Refined or processed foods contain “low-premium” fuel, which the brain is not particularly adept at getting rid of. Diets high in processed sugars, for instance, are detrimental to the brain.
They not only make it harder for your body to regulate insulin, but they also encourage oxidative stress and inflammation. A diet heavy in refined sugars has been linked in several studies to decreased brain function and even a worsening of symptoms associated with mood disorders including sadness.
It makes sense. Consequences are to be expected if your brain is malnourished, or if harmful inflammatory cells or free radicals are circulating within the enclosed space of your brain, further exacerbating damage to brain tissue.

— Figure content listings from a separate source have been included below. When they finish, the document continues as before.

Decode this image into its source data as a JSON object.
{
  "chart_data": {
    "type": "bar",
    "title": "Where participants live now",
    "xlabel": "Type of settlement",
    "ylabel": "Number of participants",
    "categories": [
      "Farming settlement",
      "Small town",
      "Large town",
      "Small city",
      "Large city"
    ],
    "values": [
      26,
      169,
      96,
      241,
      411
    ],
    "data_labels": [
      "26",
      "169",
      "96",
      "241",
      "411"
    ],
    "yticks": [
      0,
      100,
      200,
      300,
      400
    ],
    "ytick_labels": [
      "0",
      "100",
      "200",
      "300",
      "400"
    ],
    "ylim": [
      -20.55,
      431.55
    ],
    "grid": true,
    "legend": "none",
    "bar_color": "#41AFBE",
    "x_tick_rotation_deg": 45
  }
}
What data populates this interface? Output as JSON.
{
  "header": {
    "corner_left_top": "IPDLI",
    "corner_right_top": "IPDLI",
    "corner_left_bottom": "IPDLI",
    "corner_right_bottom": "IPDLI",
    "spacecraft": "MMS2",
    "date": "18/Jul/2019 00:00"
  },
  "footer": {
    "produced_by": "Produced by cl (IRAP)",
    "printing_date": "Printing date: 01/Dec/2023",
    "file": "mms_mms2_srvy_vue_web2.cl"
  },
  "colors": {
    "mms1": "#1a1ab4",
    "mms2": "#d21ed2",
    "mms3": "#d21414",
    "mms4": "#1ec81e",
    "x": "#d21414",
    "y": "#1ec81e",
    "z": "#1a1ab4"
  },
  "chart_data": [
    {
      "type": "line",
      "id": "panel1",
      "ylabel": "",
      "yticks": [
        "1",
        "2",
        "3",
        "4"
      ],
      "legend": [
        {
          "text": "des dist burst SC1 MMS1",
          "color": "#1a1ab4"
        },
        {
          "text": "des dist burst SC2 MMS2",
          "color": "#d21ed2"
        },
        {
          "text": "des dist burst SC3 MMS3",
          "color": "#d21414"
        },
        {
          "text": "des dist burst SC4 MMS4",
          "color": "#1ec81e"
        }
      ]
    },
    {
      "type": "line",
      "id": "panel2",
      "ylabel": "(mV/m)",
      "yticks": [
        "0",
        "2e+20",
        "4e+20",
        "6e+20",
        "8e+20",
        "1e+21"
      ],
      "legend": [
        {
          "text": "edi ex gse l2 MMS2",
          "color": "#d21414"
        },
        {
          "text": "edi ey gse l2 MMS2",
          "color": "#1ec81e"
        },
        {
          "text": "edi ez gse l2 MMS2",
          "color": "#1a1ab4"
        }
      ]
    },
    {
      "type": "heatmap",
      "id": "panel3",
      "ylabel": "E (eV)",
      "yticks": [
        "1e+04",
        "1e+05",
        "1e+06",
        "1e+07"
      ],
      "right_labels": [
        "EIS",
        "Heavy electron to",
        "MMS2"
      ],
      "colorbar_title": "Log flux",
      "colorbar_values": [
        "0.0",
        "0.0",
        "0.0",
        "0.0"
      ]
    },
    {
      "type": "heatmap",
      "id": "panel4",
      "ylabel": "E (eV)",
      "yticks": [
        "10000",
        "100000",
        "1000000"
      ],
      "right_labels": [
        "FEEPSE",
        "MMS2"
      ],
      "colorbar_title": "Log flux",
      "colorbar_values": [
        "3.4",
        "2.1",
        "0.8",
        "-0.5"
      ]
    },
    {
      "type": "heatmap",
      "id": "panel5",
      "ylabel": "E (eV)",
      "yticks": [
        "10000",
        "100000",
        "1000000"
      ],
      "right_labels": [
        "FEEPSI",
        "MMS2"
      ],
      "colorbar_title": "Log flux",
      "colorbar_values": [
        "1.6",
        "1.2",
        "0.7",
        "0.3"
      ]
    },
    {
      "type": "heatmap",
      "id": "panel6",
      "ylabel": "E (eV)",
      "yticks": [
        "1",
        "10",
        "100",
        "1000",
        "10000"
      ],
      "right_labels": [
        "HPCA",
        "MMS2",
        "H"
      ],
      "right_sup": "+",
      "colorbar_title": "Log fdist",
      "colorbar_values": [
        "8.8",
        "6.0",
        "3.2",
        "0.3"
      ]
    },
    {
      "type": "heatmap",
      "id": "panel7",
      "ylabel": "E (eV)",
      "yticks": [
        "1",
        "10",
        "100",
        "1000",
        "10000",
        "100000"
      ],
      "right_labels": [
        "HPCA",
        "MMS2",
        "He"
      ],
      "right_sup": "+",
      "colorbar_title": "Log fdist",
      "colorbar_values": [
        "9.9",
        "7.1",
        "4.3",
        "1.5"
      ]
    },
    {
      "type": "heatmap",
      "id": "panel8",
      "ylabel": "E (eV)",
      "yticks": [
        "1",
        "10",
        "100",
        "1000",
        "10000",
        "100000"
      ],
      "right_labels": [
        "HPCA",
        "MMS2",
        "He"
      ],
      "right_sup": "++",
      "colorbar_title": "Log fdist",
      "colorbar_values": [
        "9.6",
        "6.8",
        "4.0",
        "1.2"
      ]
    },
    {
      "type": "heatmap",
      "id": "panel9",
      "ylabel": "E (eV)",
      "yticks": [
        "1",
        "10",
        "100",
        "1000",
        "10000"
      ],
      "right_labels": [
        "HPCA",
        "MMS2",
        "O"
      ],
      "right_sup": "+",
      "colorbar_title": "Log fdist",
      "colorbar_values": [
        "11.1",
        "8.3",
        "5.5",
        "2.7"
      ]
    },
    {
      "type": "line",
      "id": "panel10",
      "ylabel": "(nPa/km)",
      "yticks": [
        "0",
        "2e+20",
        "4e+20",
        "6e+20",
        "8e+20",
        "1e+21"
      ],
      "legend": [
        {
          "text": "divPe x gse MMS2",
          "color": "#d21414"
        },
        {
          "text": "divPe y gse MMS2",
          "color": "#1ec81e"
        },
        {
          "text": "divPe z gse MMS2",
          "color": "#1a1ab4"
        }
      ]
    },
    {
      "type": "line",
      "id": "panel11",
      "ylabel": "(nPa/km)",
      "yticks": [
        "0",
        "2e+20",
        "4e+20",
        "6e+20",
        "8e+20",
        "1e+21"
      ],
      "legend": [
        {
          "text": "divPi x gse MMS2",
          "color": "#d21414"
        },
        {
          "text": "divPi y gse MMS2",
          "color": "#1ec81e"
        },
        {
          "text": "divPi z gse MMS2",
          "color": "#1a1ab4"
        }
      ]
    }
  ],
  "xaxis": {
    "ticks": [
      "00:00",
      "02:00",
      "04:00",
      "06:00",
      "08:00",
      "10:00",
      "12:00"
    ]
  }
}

It’s important to remember that the medical establishment took a while to fully acknowledge the connection between mood and eating.
They not only make it harder for your body to regulate insulin, but they also encourage oxidative stress and inflammation. A diet heavy in refined sugars has been linked in several studies to decreased brain function and even a worsening of symptoms associated with mood disorders including sadness.

It makes sense. Consequences are to be expected if your brain is malnourished, or if harmful inflammatory cells or free radicals are circulating within the enclosed space of your brain, further exacerbating damage to brain tissue.
Remarkably, the medical world took a while to fully acknowledge the connection between mood and diet.
Thankfully, research in the emerging field of nutritional psychiatry is discovering that the types of bacteria that reside in your gut have a significant impact on your behavior in addition to the obvious associations between what you eat, how you feel, and how you act.

Your diet’s effect on your mental health
Neurotransmitter serotonin mediates moods, inhibits pain, and aids in sleep and food regulation. It makes sense that the inner workings of your digestive system not only aid in food digestion but also regulate your emotions, given that approximately 95% of your serotoninis
produced in the 100 million neurons that line the gastrointestinal tract.
Moreover, the production of neurotransmitters like serotonin and the function of these neurons are greatly influenced by the billions of “good” bacteria that make up your intestinal microbiome.

These microorganisms are vital to your wellbeing.
They also lessen inflammation, improve nutrient absorption from food, protect the lining of your intestines and ensure that it functions as a robust barrier against toxins and “bad” bacteria, and activate the neural pathways that connect your gut to your brain.

Eating a traditional diet lowers the incidence of depression by 25% to 35%, according to research comparing typical “Western” diets to “traditional” diets like the Mediterranean and traditional Japanese diets.
Researchers explain this disparity by pointing out that these traditional diets are high in fruits, vegetables, and nutritious grains and frequently contain relatively limited amounts of dairy and lean meats.
fish, and shellfish. They also lack refined, processed, and sugary foods, which are mainstays of the “Western” eating pattern. Furthermore, a lot of these unprocessed foods are fermented, which makes them naturally probiotic.
You may find it hard to believe, but researchers are beginning to accept that beneficial bacteria affect more than just what your gut breaks down and absorbs; they also have

an effect on your general degree of energy, mood, and inflammation.
Nutritional psychiatry: What does it mean for you?
Start tracking how different foods make you feel, both right after you eat them and the next day. Try following a “clean” diet for two to three weeks, meaning no sugar or processed foods.

Check your feelings.
Then, one by one, add foods back into your diet and evaluate how you are feeling.
When people “go clean,” they discover that their symptoms get worse when they reintroduce things that are known to cause inflammation and that their physical and mental health considerably improves as a result.